While open source ITOM software is a lower cost option and acceptance is increasing, traditional closed-source ITOM still has the biggest budget allocation today and is expected to continue to do so through to 2020, with complexity and governance issues of OSS ITOM tools currently an issue.

It's an issue Gartner says opens the doors to opportunities for vendors. Laurie Wurster, Gartner research director, says even vendors late to market with ITOM functionality can compete in this area.

Matthew Cheung, Gartner research director, says competitive pressure from cloud, in the form of SaaS offerings and commercial OSS – offerings with a free license plus paid support – is forcing ITOM providers to move toward the subscription based business models for both cloud and on-premises deployments.

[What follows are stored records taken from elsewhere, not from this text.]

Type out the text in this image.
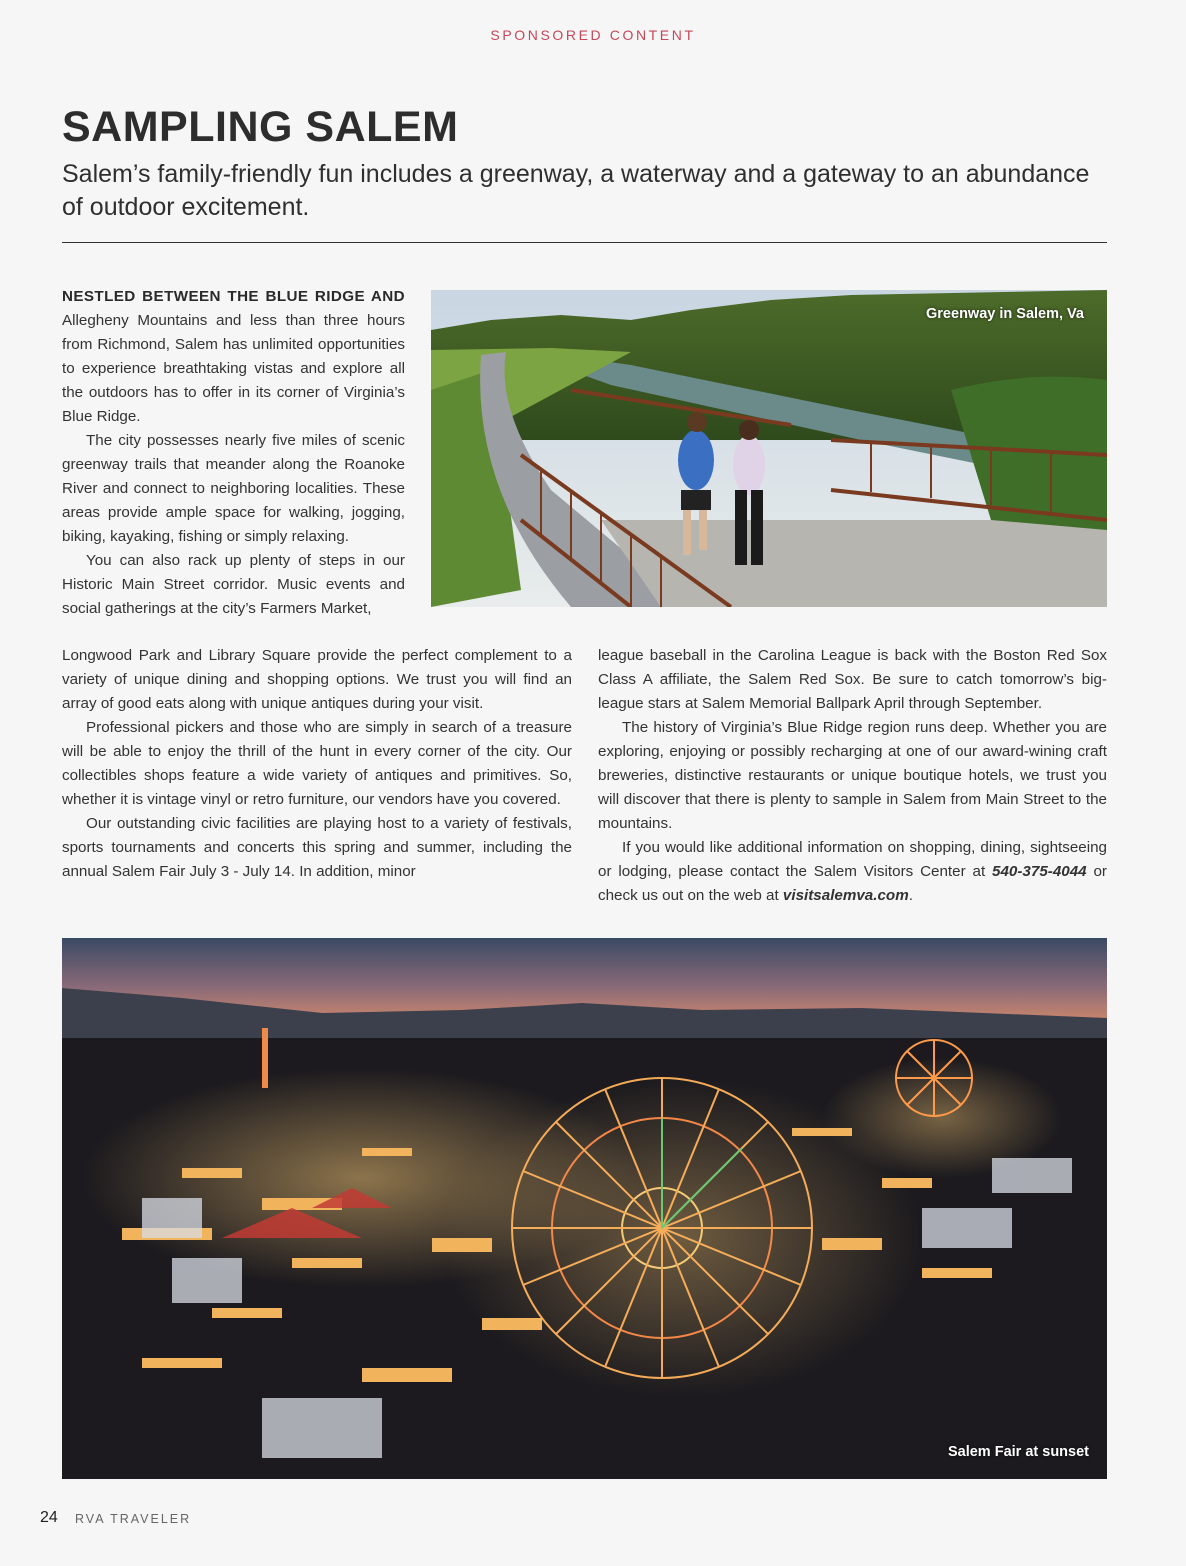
SPONSORED CONTENT
SAMPLING SALEM

Salem’s family-friendly fun includes a greenway, a waterway and a gateway to an abundance of outdoor excitement.

NESTLED BETWEEN THE BLUE RIDGE AND Allegheny Mountains and less than three hours from Richmond, Salem has unlimited opportunities to experience breathtaking vistas and explore all the outdoors has to offer in its corner of Virginia’s Blue Ridge.

The city possesses nearly five miles of scenic greenway trails that meander along the Roanoke River and connect to neighboring localities. These areas provide ample space for walking, jogging, biking, kayaking, fishing or simply relaxing.

You can also rack up plenty of steps in our Historic Main Street corridor. Music events and social gatherings at the city’s Farmers Market,

Greenway in Salem, Va

Longwood Park and Library Square provide the perfect complement to a variety of unique dining and shopping options. We trust you will find an array of good eats along with unique antiques during your visit.

Professional pickers and those who are simply in search of a treasure will be able to enjoy the thrill of the hunt in every corner of the city. Our collectibles shops feature a wide variety of antiques and primitives. So, whether it is vintage vinyl or retro furniture, our vendors have you covered.

Our outstanding civic facilities are playing host to a variety of festivals, sports tournaments and concerts this spring and summer, including the annual Salem Fair July 3 - July 14. In addition, minor

league baseball in the Carolina League is back with the Boston Red Sox Class A affiliate, the Salem Red Sox. Be sure to catch tomorrow’s big-league stars at Salem Memorial Ballpark April through September.

The history of Virginia’s Blue Ridge region runs deep. Whether you are exploring, enjoying or possibly recharging at one of our award-wining craft breweries, distinctive restaurants or unique boutique hotels, we trust you will discover that there is plenty to sample in Salem from Main Street to the mountains.

If you would like additional information on shopping, dining, sightseeing or lodging, please contact the Salem Visitors Center at 540-375-4044 or check us out on the web at visitsalemva.com.

Salem Fair at sunset
24 RVA TRAVELER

The move to leverage public cloud and managed services for ITOM tools, will help drive growth of the subscription business model for both cloud and on-premises ITOM, but the continuing demand for on-premises deployment will pose challenges for incumbent ITOM vendors.

“Those vendors that do not offer a cloud delivery model will face continuos cannibalisation from ITOM vendors that can deliver ITOM through both cloud and on-premises,” Gartner says.

“Second, platform vendors, such as Microsoft Azure and Amazon Web Services, are providing some native ITOM functionalities on their public clouds.

“Customers who are running workloads solely on these platforms may prefer these native features,” Gartner says.

There are also hybrid requirements for ITOM tools that can seamlessly manage both cloud and on-prem environments, the company notes.

Gartner says an influx of new, smaller ITOM vendors focused on just one or two major tool categories will continue to cause disruption for large traditional suit vendors, who need to react by changing how their products fit together.

“More importantly, traditional vendors need to change how their solutions are sold as customers exert significant pressure to shift to offering cloud-based services,” Gartner says.